For the experiment, I started n=1,2,4,8 independent processes with my engine Arminius searching the initial position. n-1 processes searched with no time limit to create background activity, 1 process was started with a fixed depth to measure nps.
Hard-/software
Core i7 860 processor 4 cores / 8 threads
32KB L1 data cache per core, 256KB L2 cache per core, 8MB L3 cache
8GB RAM in 4 modules for dual channel
2GB RAM in 1 module for single channel
Hyperthreading and Turbo Boost on
Windows 7 64 bit
Arminius (current development version) using 120MB main hash
Test results
Code: Select all
nps nps
processes single dual
1 2128K 2118K
2 2014K 2020K
4 1784K 1717K
8 1086K 1065K
Arminius does not use hashing in qsearch. The main hash table is not aligned to cache boundaries. Every hash entry has 16 bytes. One position on the board can be in one of four hash positions. These regions are overlapping, so if one positon on the board can be somewhere in hash position 1..4, another one can be somewhere in 2..5.

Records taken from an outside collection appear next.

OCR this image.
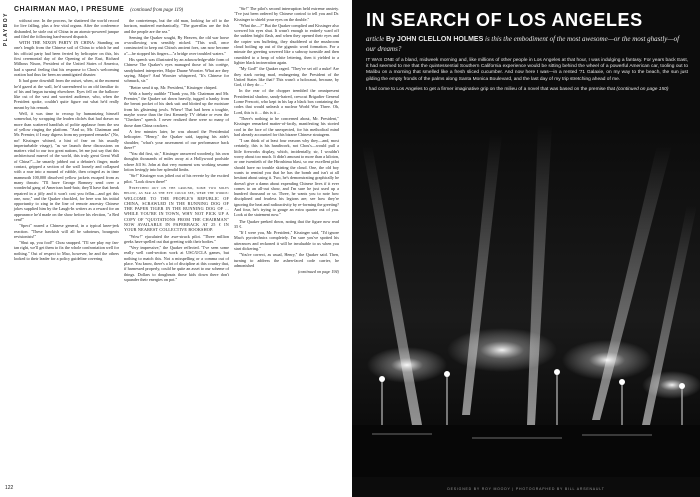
PLAYBOY
122
CHAIRMAN MAO, I PRESUME (continued from page 119)

without one. In the process, he shattered the world record for live falling, plus a few vital organs. After the conference disbanded, he stole out of China in an atomic-powered junque and filed the following hard-nosed dispatch.

WITH THE NIXON PARTY IN CHINA: Standing on one's length from the Chinese soil of China to which he and his official party had been ferried by helicopter on this, his first ceremonial day of the Opening of the East, Richard Milhous Nixon, President of the United States of America, had a sprawl feeling that his response to Chou's welcoming oration had thus far been an unmitigated disaster.

It had gone downhill from the outset, when, at the moment he'd gazed at the wall, he'd surrendered to an old familiar tic of his and begun turning elsewhere. Eyes fell on the balloon-like cut of the vast and worried audience, who, when the President spoke, couldn't quite figure out what he'd really meant by his remark.

Well, it was time to recoup by humanizing himself somewhat, by scrapping the leaden clichés that had drawn no more than scattered handfuls of polite applause from the sea of yellow ringing the platform. "And so, Mr. Chairman and Mr. Premier, if I may digress from my prepared remarks" (No, no! Kissinger whined, a hint of fear on his usually imperturbable visage), "as we launch these discussions on matters vital to our two great nations, let me just say that this architectural marvel of the world, this truly great Great Wall of China!"—he smartly jabbed out a debater's finger, made contact, gripped a section of the wall loosely and collapsed with a roar into a mound of rubble, then cringed as in time mammoth 100,000 dissolved yellow jackets escaped from as many throats: "I'll have George Romney send over a wonderful gang of American hard-hats; they'll have that break repaired in a jiffy and it won't cost you fellas—and get this one, now," and the Quaker chuckled, for here was his initial opportunity to zing in the line of remote ancestry Chinese jokes supplied him by the Laugh-In writers as a reward for an appearance he'd made on the show before his election, "a Red cent!"

"Spect" roared a Chinese general, in a typical knee-jerk reaction. "These hawkish will all be saboteurs, bourgeois revisionists!"

"Shut up, you fool!" Chou snapped. "I'll see play my fan-tan right, we'll get them to fix the whole confrontation well for nothing." Out of respect to Mao, however, he and the others looked to their leader for a policy guideline covering

the contretemps, but the old man, looking far off to the horizon, muttered mechanically, "The guerrillas are the fish and the people are the sea."

Sensing the Quaker sought, By Heaven, the old war horse a-swallowing was sensibly nicked. "This wall, once constructed to keep out China's ancient foes, can now become a"—he stopped his fingers—"a bridge over troubled waters."

His speech was illustrated by an acknowledge-able form of Chinese The Quaker's eyes managed those of his cortège, sandyhaired interpreter, Major Duane Wooster. What are they saying, Major? And Wooster whispered, "It's Chinese for schmuck, sir."

"Better send it up, Mr. President," Kissinger chirped.

With a barely audible "Thank you, Mr. Chairman and Mr. Premier," the Quaker sat down heavily, tugged a hanky from the breast pocket of his dark suit and blotted up the moisture from his glistening jowls. Whew! That had been a toughie, maybe worse than the first Kennedy TV debate or even the "Checkers" speech. I never realized there were so many of those darn China crackers.

A few minutes later, he was aboard the Presidential helicopter. "Henry," the Quaker said, tapping his aide's shoulder, "what's your assessment of our performance back there?"

"You did first, sir," Kissinger answered woodenly, his own thoughts thousands of miles away at a Hollywood poolside where Jill St. John at that very moment was working sesame lotion lovingly into her splendid limbs.

"Sir!" Kissinger was jolted out of his reverie by the excited pilot. "Look down there!"

Stretched out on the ground, some two miles below, as far as the eye could see, were the words: WELCOME TO THE PEOPLE'S REPUBLIC OF CHINA, SCRAWLED IN THE RUNNING DOG OF THE PAPER TIGER IN THE RUNNING DOG OF ... WHILE YOU'RE IN TOWN, WHY NOT PICK UP A COPY OF "QUOTATIONS FROM THE CHAIRMAN" NOW AVAILABLE IN PAPERBACK AT 25 ¢ IN YOUR NEAREST COLLECTIVE BOOKSHOP.

"Wow!" ejaculated the awe-struck pilot. "Three million geeks have spelled out that greeting with their bodies."

"Very impressive," the Quaker reflected. "I've seen some really well card-section work at USC/UCLA games, but nothing to match this. Not a misspelling or a comma out of place. You know, there's a lot of discipline at this country that, if harnessed properly, could be quite an asset to our scheme of things. Dollars to doughnuts those kids down there don't squander their energies on pot."

"Sir!" The pilot's second interruption held extreme anxiety. "I've just been ordered by Chinese control to tell you and Dr. Kissinger to shield your eyes on the double."

"What the—?" But the Quaker complied and Kissinger also screwed his eyes shut. It wasn't enough to entirely ward off the sudden bright flash, and when they opened their eyes and the copter was buffeting, they shuddered at the mushroom cloud boiling up out of the gigantic word formation. For a minute the greeting wavered like a subway turnstile and then crumbled to a heap of white lettering, then it yielded to a lighter black incineration again.

"My God!" the Quaker raged. "They've set off a nuke! Are they stark raving mad, endangering the President of the United States like that? This wasn't a holocaust, because, by God, if they do ... "

In the rear of the chopper trembled the omnipresent Presidential shadow, sandy-haired, crewcut Brigadier General Lorne Prescott, who kept in his lap a black box containing the codes that would unleash a nuclear World War Three. Oh, Lord, this is it ... this is it ...

"There's nothing to be concerned about, Mr. President," Kissinger remarked matter-of-factly, manifesting his storied cool in the face of the unexpected, for his methodical mind had already accounted for this bizarre Chinese stratagem.

"I can think of at least four reasons why they—and, most certainly, this is his handiwork, not Chou's—would pull a little fireworks display, which, incidentally, sir, I wouldn't worry about too much. It didn't amount to more than a kiloton, or one twentieth of the Hiroshima blast, so our excellent pilot should have no trouble skirting the cloud. One, the old boy wants to remind you that he has the bomb and isn't at all hesitant about using it. Two, he's demonstrating graphically he doesn't give a damn about expending Chinese lives if it ever comes to an all-out show, and I'm sure he just used up a hundred thousand or so. Three, he wants you to note how disciplined and fearless his legions are; see how they're ignoring the heat and radioactivity by re-forming the greeting? And four, he's trying to gouge an extra quarter out of you. Look at the statement now."

The Quaker peeked down, noting that the figure now read 35 ¢.

"If I were you, Mr. President," Kissinger said, "I'd ignore Mao's pyrotechnics completely. I'm sure you've spotted his utterances and reckoned it will be invaluable to us when you start dickering."

"You're correct, as usual, Henry," the Quaker said. Then, turning to address the ashen-faced code carrier, he admonished

(continued on page 194)

IN SEARCH OF LOS ANGELES

article By JOHN CLELLON HOLMES is this the embodiment of the most awesome—or the most ghastly—of our dreams?

IT WAS ONE of a bland, midweek morning and, like millions of other people in Los Angeles at that hour, I was indulging a fantasy. For years back East, it had seemed to me that the quintessential Southern California experience would be sitting behind the wheel of a powerful American car, tooling out to Malibu on a morning that smelled like a fresh sliced cucumber. And now here I was—in a rented '71 Galaxie, on my way to the beach, the sun just gilding the empty fronds of the palms along Santa Monica Boulevard, and the last day of my trip stretching ahead of me.

I had come to Los Angeles to get a firmer imaginative grip on the milieu of a novel that was based on the premise that (continued on page 150)

DESIGNED BY ROY MOODY | PHOTOGRAPHED BY BILL ARSENAULT
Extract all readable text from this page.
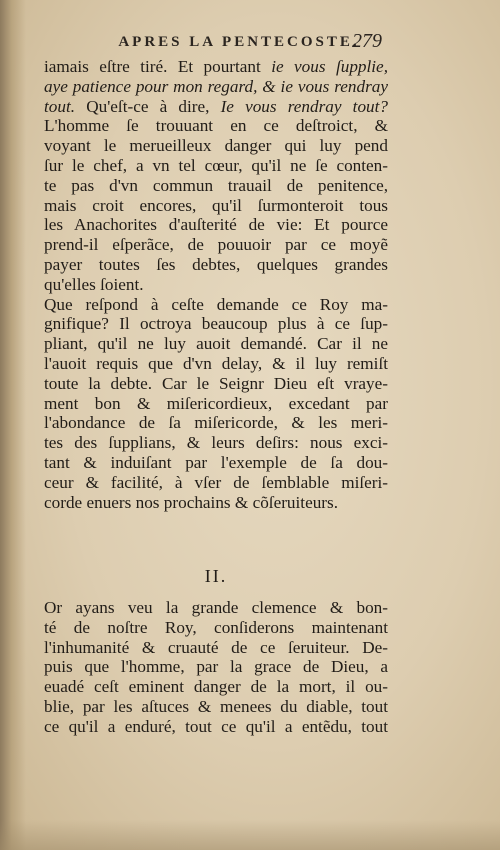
APRES LA PENTECOSTE.
279
iamais eſtre tiré. Et pourtant ie vous ſupplie,
aye patience pour mon regard, & ie vous rendray
tout. Qu'eſt-ce à dire, Ie vous rendray tout?
L'homme ſe trouuant en ce deſtroict, &
voyant le merueilleux danger qui luy pend
ſur le chef, a vn tel cœur, qu'il ne ſe conten-
te pas d'vn commun trauail de penitence,
mais croit encores, qu'il ſurmonteroit tous
les Anachorites d'auſterité de vie: Et pource
prend-il eſperãce, de pouuoir par ce moyẽ
payer toutes ſes debtes, quelques grandes
qu'elles ſoient.
Que reſpond à ceſte demande ce Roy ma-
gnifique? Il octroya beaucoup plus à ce ſup-
pliant, qu'il ne luy auoit demandé. Car il ne
l'auoit requis que d'vn delay, & il luy remiſt
toute la debte. Car le Seignr Dieu eſt vraye-
ment bon & miſericordieux, excedant par
l'abondance de ſa miſericorde, & les meri-
tes des ſupplians, & leurs deſirs: nous exci-
tant & induiſant par l'exemple de ſa dou-
ceur & facilité, à vſer de ſemblable miſeri-
corde enuers nos prochains & cõſeruiteurs.
II.
Or ayans veu la grande clemence & bon-
té de noſtre Roy, conſiderons maintenant
l'inhumanité & cruauté de ce ſeruiteur. De-
puis que l'homme, par la grace de Dieu, a
euadé ceſt eminent danger de la mort, il ou-
blie, par les aſtuces & menees du diable, tout
ce qu'il a enduré, tout ce qu'il a entẽdu, tout
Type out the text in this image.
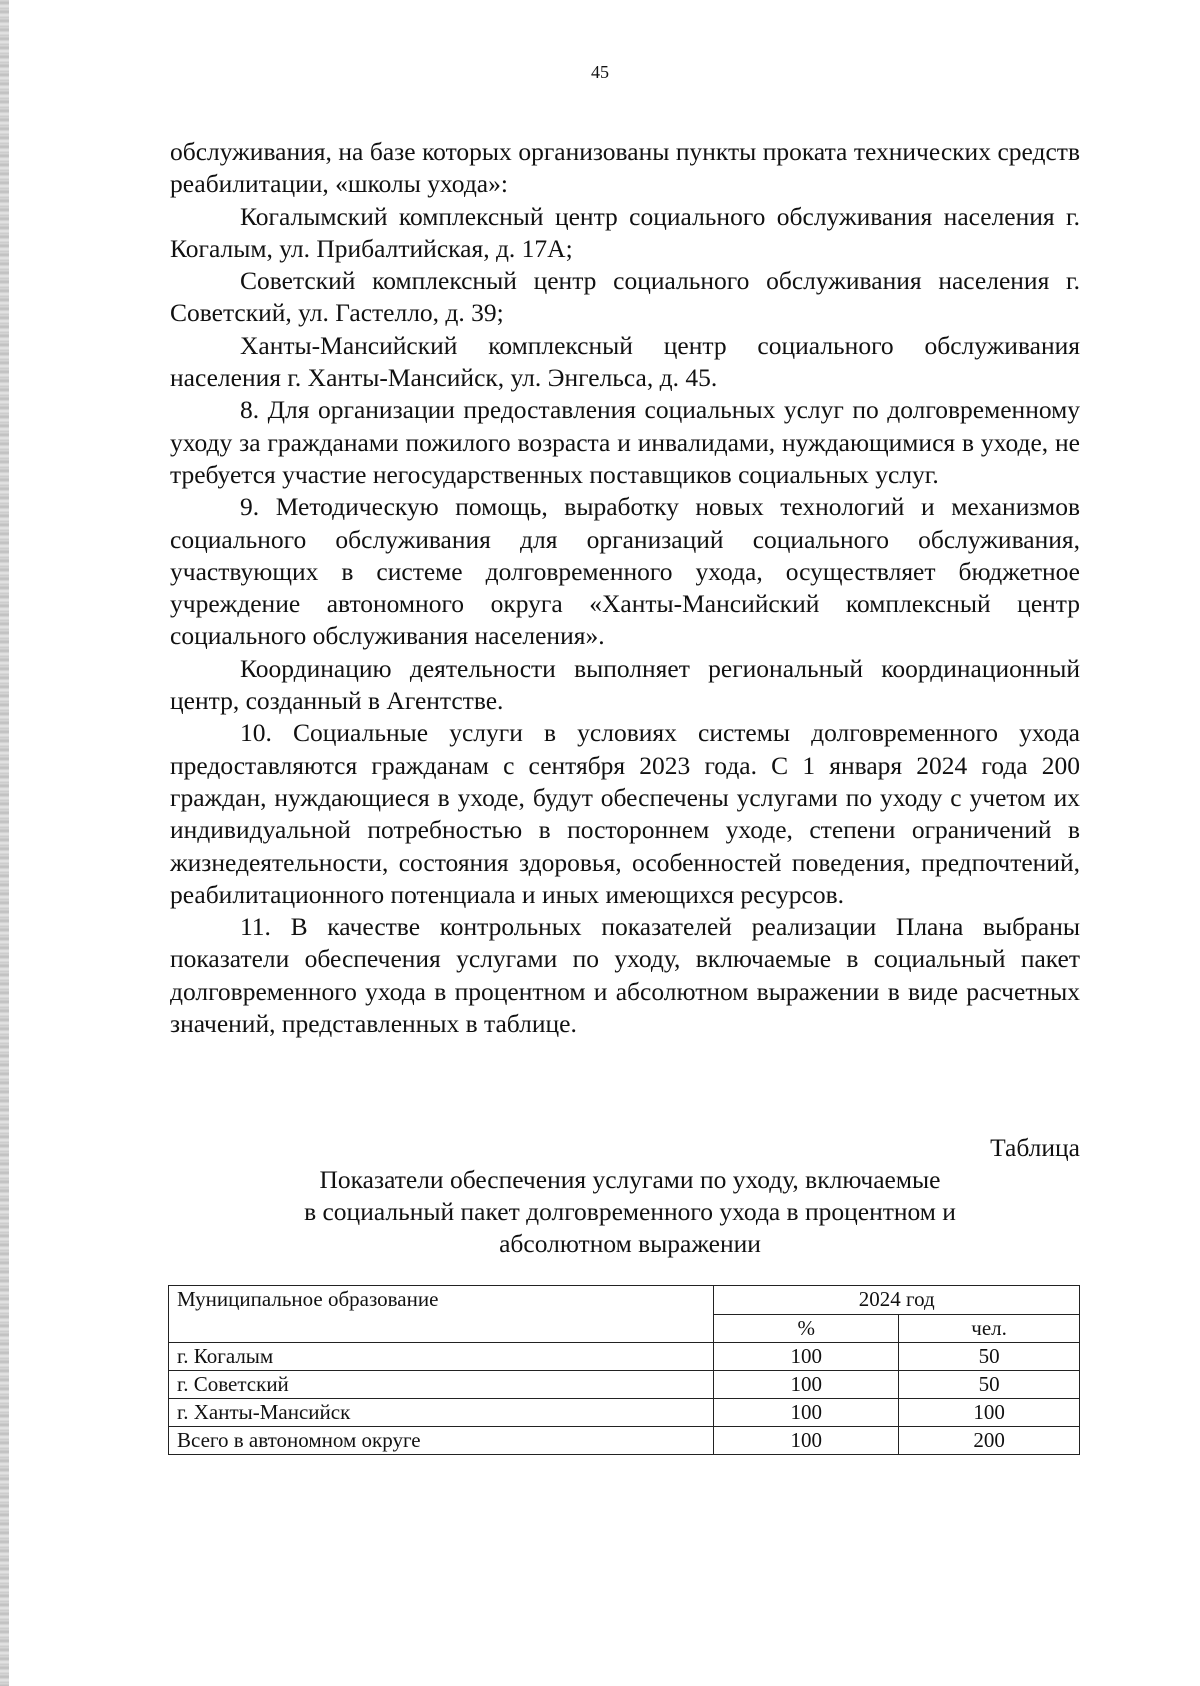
45

обслуживания, на базе которых организованы пункты проката технических средств реабилитации, «школы ухода»:

Когалымский комплексный центр социального обслуживания населения г. Когалым, ул. Прибалтийская, д. 17А;

Советский комплексный центр социального обслуживания населения г. Советский, ул. Гастелло, д. 39;

Ханты-Мансийский комплексный центр социального обслуживания населения г. Ханты-Мансийск, ул. Энгельса, д. 45.

8. Для организации предоставления социальных услуг по долговременному уходу за гражданами пожилого возраста и инвалидами, нуждающимися в уходе, не требуется участие негосударственных поставщиков социальных услуг.

9. Методическую помощь, выработку новых технологий и механизмов социального обслуживания для организаций социального обслуживания, участвующих в системе долговременного ухода, осуществляет бюджетное учреждение автономного округа «Ханты-Мансийский комплексный центр социального обслуживания населения».

Координацию деятельности выполняет региональный координационный центр, созданный в Агентстве.

10. Социальные услуги в условиях системы долговременного ухода предоставляются гражданам с сентября 2023 года. С 1 января 2024 года 200 граждан, нуждающиеся в уходе, будут обеспечены услугами по уходу с учетом их индивидуальной потребностью в постороннем уходе, степени ограничений в жизнедеятельности, состояния здоровья, особенностей поведения, предпочтений, реабилитационного потенциала и иных имеющихся ресурсов.

11. В качестве контрольных показателей реализации Плана выбраны показатели обеспечения услугами по уходу, включаемые в социальный пакет долговременного ухода в процентном и абсолютном выражении в виде расчетных значений, представленных в таблице.

Таблица
Показатели обеспечения услугами по уходу, включаемые
в социальный пакет долговременного ухода в процентном и
абсолютном выражении
Муниципальное образование	2024 год	
	%	чел.
г. Когалым	100	50
г. Советский	100	50
г. Ханты-Мансийск	100	100
Всего в автономном округе	100	200
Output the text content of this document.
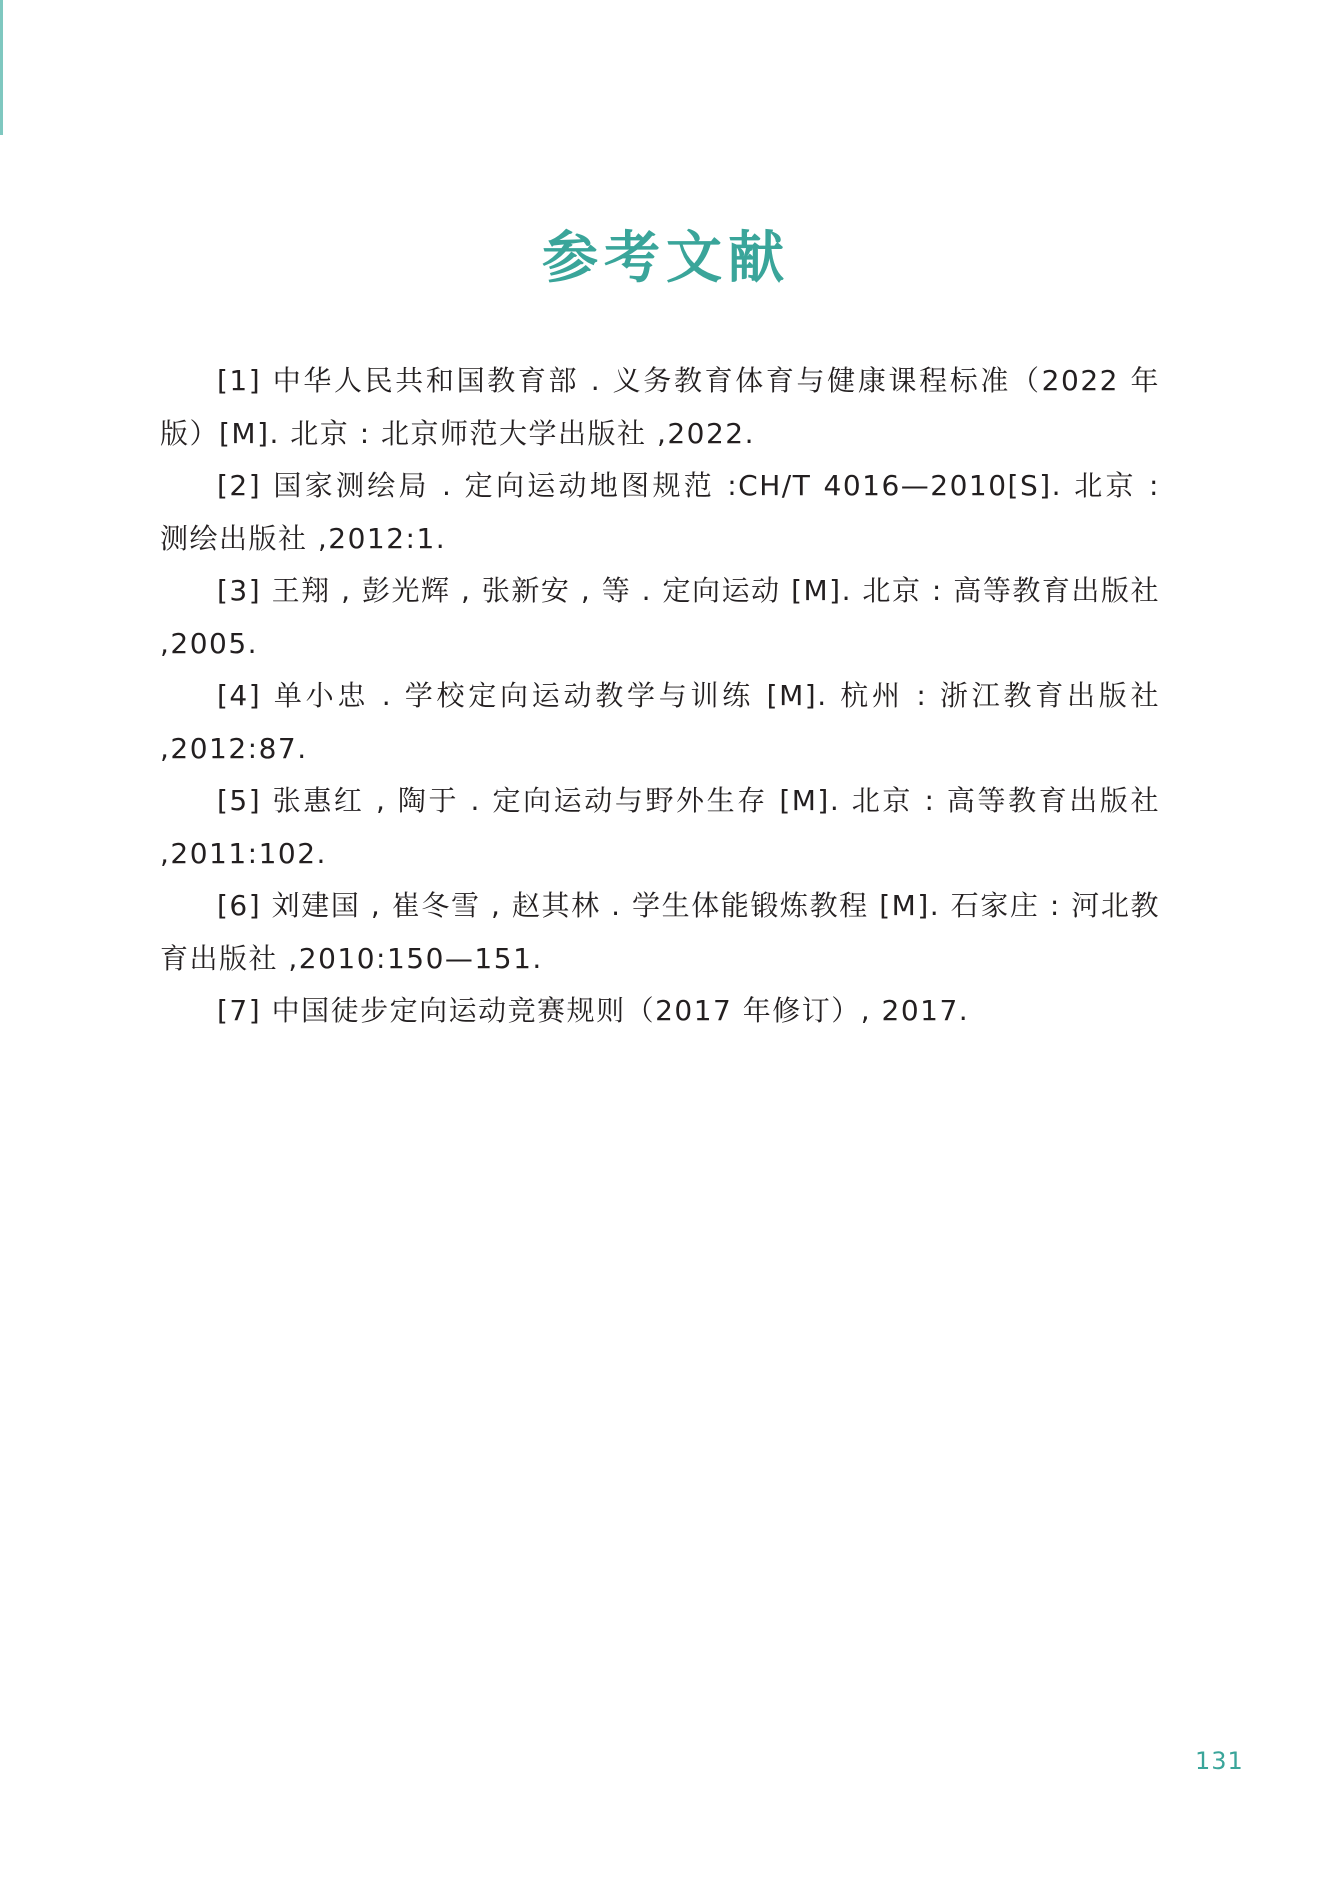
参考文献
[1] 中华人民共和国教育部 . 义务教育体育与健康课程标准（2022 年版）[M]. 北京 : 北京师范大学出版社 ,2022.
[2] 国家测绘局 . 定向运动地图规范 :CH/T 4016—2010[S]. 北京 : 测绘出版社 ,2012:1.
[3] 王翔 , 彭光辉 , 张新安 , 等 . 定向运动 [M]. 北京 : 高等教育出版社 ,2005.
[4] 单小忠 . 学校定向运动教学与训练 [M]. 杭州 : 浙江教育出版社 ,2012:87.
[5] 张惠红 , 陶于 . 定向运动与野外生存 [M]. 北京 : 高等教育出版社 ,2011:102.
[6] 刘建国 , 崔冬雪 , 赵其林 . 学生体能锻炼教程 [M]. 石家庄 : 河北教育出版社 ,2010:150—151.
[7] 中国徒步定向运动竞赛规则（2017 年修订）, 2017.
131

Arminius is a magic bitboard engine with a 705KB lookup table (90232 positions with 8 bytes each).
Pawn hash size is 44KB, 512 positions with 88 bytes each. When searching from the initial position like in this test the hit rate is lower than normal.
Material hash table size is 128KB, 4096 positions with 32 bytes each.
And finally there are many other tables like history table, bitboards of positions between 2 given squares, moves along a single file/line/diagonal...